Michael Barrett works as Chief Security Officer for PayPal. He’s also the president of the Fast Identity Online (FIDO) Alliance. According to reporting from MacRumors, Barrett said that a large technology provider in Cupertino, Calif. would soon release a phone with a functional fingerprint reader. That company, of course, is Apple, and the product is rumored to be the iPhone 5S.
Apple’s adoption of a fingerprint reader could bring biometric identification into the mainstream. Many organizations use two-factor authentication, which utilizes something that the user has, such as an ID card or smart card, and something that a user knows, such as a password or PIN. Biometric identification requires something that the user is, which could include a fingerprint, voiceprint, iris scan or some other identifying biological marker.
How Biometrics Works
The SANS Institute describes a four-step method for implementing biometric authentication. The method is general enough to apply to a wide variety of biometric markers.
- Enrollment. During the enrollment process, the system collects a biometric sample, extracts the data and constructs a template for the user. In a facial recognition system, for example, a camera could photograph a user’s face, capturing a variety of facial expressions in a number of light levels. The application would then extract certain aspects of the face and convert them into mathematical code. Then, a high-quality template of the user’s face is constructed.
- Storage. Organizations can store user templates on a biometric device, in a centralized database or on a portable token like a smart card. The best system for organizations is to store templates both at the device level and in a centralized database. That way, if something happened to the reader, the company would have a backup for the user templates within the centralized database. Also, if the network goes down, backing up templates at the device level would keep biometric devices up and running.
- Matching. Many biometric devices allow a company to choose how many authentication attempts that they will allow users to have. Also, some devices update the template with each authentication attempt to account for aging, cuts or other changes to the sample.
- Audit trail. Storing data about authentication attempts will help to pinpoint security issues. If multiple attempts are required to authenticate, then companies can fine-tune the process to reduce the inconvenience to users.
Pros and Cons of Different Biometric Systems
Many organizations want to know which biometric marker they should use for authentication. Fingerprints, voice authentication and face recognition are all options, and each has advantages and disadvantages.
Fingerprint scanners have been around for about a decade, but their accuracy and cost-effectiveness have significantly improved over time. However, injuries that disrupt the fingerprint pattern, like burns and cuts, can cause authentication problems. Other substances like ink, stains, sunscreen, moisture and lotion can cause detection problems on some fingerprint scanners.
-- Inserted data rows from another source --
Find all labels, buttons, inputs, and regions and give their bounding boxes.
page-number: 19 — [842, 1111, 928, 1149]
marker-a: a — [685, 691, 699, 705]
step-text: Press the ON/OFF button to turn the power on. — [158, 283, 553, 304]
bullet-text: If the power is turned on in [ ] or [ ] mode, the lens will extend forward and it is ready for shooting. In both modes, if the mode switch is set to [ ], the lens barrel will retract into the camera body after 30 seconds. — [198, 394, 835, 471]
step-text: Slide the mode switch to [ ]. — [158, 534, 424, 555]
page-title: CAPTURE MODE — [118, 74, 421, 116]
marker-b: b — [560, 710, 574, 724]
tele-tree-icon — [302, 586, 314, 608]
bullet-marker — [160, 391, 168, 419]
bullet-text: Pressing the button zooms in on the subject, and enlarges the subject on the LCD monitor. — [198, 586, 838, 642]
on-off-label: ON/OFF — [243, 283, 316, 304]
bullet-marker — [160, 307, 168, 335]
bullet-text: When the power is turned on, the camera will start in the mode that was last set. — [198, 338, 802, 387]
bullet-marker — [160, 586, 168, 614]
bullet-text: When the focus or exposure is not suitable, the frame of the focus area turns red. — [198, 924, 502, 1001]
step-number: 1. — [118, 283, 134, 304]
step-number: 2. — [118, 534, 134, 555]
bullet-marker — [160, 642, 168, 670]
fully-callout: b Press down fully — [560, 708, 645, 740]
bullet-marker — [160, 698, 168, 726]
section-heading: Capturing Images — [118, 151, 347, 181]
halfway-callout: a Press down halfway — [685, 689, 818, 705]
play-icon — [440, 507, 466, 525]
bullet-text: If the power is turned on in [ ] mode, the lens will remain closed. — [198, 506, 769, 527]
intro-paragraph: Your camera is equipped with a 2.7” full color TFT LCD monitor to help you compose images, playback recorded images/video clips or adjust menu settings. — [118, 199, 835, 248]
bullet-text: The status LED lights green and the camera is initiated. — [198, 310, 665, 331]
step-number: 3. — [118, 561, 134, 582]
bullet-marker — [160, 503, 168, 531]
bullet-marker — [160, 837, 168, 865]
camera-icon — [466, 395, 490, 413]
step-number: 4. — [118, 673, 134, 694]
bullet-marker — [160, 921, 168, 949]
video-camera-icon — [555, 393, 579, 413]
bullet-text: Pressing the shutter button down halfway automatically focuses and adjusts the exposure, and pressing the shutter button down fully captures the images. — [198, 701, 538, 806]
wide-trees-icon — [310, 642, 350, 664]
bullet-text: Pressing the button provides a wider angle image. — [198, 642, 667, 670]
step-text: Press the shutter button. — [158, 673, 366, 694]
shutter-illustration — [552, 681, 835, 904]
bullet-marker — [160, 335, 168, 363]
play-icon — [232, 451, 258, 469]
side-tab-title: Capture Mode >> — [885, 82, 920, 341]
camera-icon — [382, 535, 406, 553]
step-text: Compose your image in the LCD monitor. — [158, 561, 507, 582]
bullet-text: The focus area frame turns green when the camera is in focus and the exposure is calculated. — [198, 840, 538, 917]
Additionally, people who play instruments or work with their hands may not have clear fingerprints that a scanner can read.
Programs like Siri have made voice recognition technology mainstream on smartphones. However, voice authentication presents some problems. Background noise, laryngitis or environmental factors can reduce accuracy. Also, voice recognition technology can be manipulated with recordings, and a voiceprint stored remotely is vulnerable to theft.
Face recognition is vulnerable to minor changes like bad lighting, accessories, smiles or unrecognized facial expressions. Iris testing is more accurate and also cheaper, but an iris pattern can be changed by medications or dilation during eye exams. Also, iris authentication may be vulnerable to photographs or contact lenses printed with fake irises.
Many people are fearful that storing biometric data invades their privacy. Biometric data may also reveal medical conditions or habits, like drug use, that users don’t want their companies to know. Additionally, although costs have come down, many biometric systems are prohibitively expensive. As discussed earlier, biometric scanners can be vulnerable to hacking and impersonation. If a user’s biometric marker is hacked or altered, then the user has no way of being enrolled back into the system.
The Bottom Line
If Apple does release fingerprint recognition on the iPhone 5S, then you can probably expect biometrics to become more mainstream. However, biometrics isn’t a panacea, and multi-factor authentication methods should still be in place to guarantee security.